Kidney Week

Abstract: FR-OR44

Single-Cell Profiling of Peripheral Blood Mononuclear Cell Identifies Immune Populations Associated with High Risk of Early Acute Rejection

Session Information

• In-Depth Look at Transplantation: Basic and Translational
  October 23, 2020 | Location: Simulive
  Abstract Time: 05:00 PM - 07:00 PM

Category: Transplantation

• 1901 Transplantation: Basic

Authors

• Zhang, Weijia, Icahn School of Medicine at Mount Sinai, New York, New York, United States

Weijia Zhang

• Farouk, Samira S., Icahn School of Medicine at Mount Sinai, New York, New York, United States

Samira S. Farouk,

• Sun, Zeguo, Icahn School of Medicine at Mount Sinai, New York, New York, United States

Zeguo Sun,

• Yi, Zhengzi, Icahn School of Medicine at Mount Sinai, New York, New York, United States

Zhengzi Yi,

• Fu, Jia, Icahn School of Medicine at Mount Sinai, New York, New York, United States

Jia Fu,

• Wei, Chengguo, Icahn School of Medicine at Mount Sinai, New York, New York, United States

Chengguo Wei,

• Fribourg, Miguel, Icahn School of Medicine at Mount Sinai, New York, New York, United States

Miguel Fribourg,

• He, John Cijiang, Icahn School of Medicine at Mount Sinai, New York, New York, United States

John Cijiang He,

• Cravedi, Paolo, Icahn School of Medicine at Mount Sinai, New York, New York, United States

Paolo Cravedi,

• Murphy, Barbara T., Icahn School of Medicine at Mount Sinai, New York, New York, United States

Barbara T. Murphy,

Background

Our previous transcriptomic analysis of pre-transplant peripheral blood of 235 kidney transplant recipients in a multi-center GoCAR cohort revealed a 23-gene set predictive of early acute rejection (EAR) post kidney transplant, but the associated immune profile is unknown.

Methods

We first developed a reliable targeted RNA expression (TREx) sequencing assay based on the EAR prediction gene set and applied the assay to assess the EAR risk of 21 dialysis patients who were recruited at Mount Sinai Hospital.

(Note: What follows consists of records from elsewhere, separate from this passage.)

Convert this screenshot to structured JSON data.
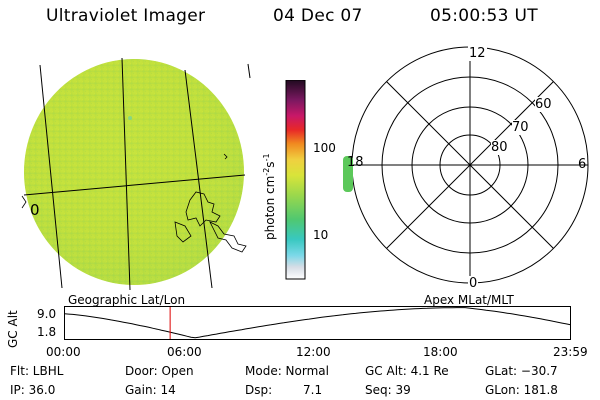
{
  "header": {
    "instrument": "Ultraviolet Imager",
    "date": "04 Dec 07",
    "time": "05:00:53 UT"
  },
  "colorbar": {
    "label": "photon cm",
    "label_sup1": "-2",
    "label_mid": "s",
    "label_sup2": "-1",
    "tick_labels": [
      "100",
      "10"
    ]
  },
  "left_map": {
    "title": "Geographic Lat/Lon",
    "edge_label": "0"
  },
  "right_map": {
    "title": "Apex MLat/MLT",
    "mlt_labels": {
      "top": "12",
      "right": "6",
      "bottom": "0",
      "left": "18"
    },
    "mlat_labels": [
      "60",
      "70",
      "80"
    ]
  },
  "altitude_plot": {
    "ylabel": "GC Alt",
    "yticks": [
      "9.0",
      "1.8"
    ],
    "xticks": [
      "00:00",
      "06:00",
      "12:00",
      "18:00",
      "23:59"
    ],
    "marker_time_hours": 5.01
  },
  "info": {
    "flt": "Flt: LBHL",
    "ip": "IP: 36.0",
    "door": "Door: Open",
    "gain": "Gain: 14",
    "mode": "Mode: Normal",
    "dsp_label": "Dsp:",
    "dsp_value": "7.1",
    "gcalt": "GC Alt: 4.1 Re",
    "seq": "Seq: 39",
    "glat": "GLat: −30.7",
    "glon": "GLon: 181.8"
  },
  "colors": {
    "disk_green": "#c6e23e",
    "marker_red": "#dd0000"
  }
}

We next performed extensive singe-cell immune profiling of PBMCs of these patients using 33 surface markers with CyTOF technology. Lastly, using 10X genomics technology, we performed single cell RNA sequencing (scRNAseq) of the PBMCs to identify immune cell (sub)populations and their transcriptomic signatures from two patients with high and low risk of EAR, respectively.

Results

Using the established TREx assay to stratify patients, we identified had 6 high, 9 intermediate and 6 low risk patients. CyTOF immune profiling of PBMCs of these patients indicated that NK cell population was negatively associated with the risk score (p=0.008) while CD4 T cells were positively associated (p=0.056). scRNAseq analysis of the transcriptomic profiles of a total number of 11,966 cells confirmed these findings. In addition, scRNA sequencing profiling identified NK and T cell subsets and their transcriptomic signatures associated with the EAR risk, especially decreased NK CD56^Dim and increased CD4 CTL populations in EAR high risk patients, which was further validated using PBMC composition deconvoluted from bulk RNAseq profiles of GoCAR cohort (n=235).

Conclusion

The Baseline Acute Rejection assay is associated with clear cellular and molecular Phenotype which may help us further understand the underlying mechanisms that lead to the development of acute rejection.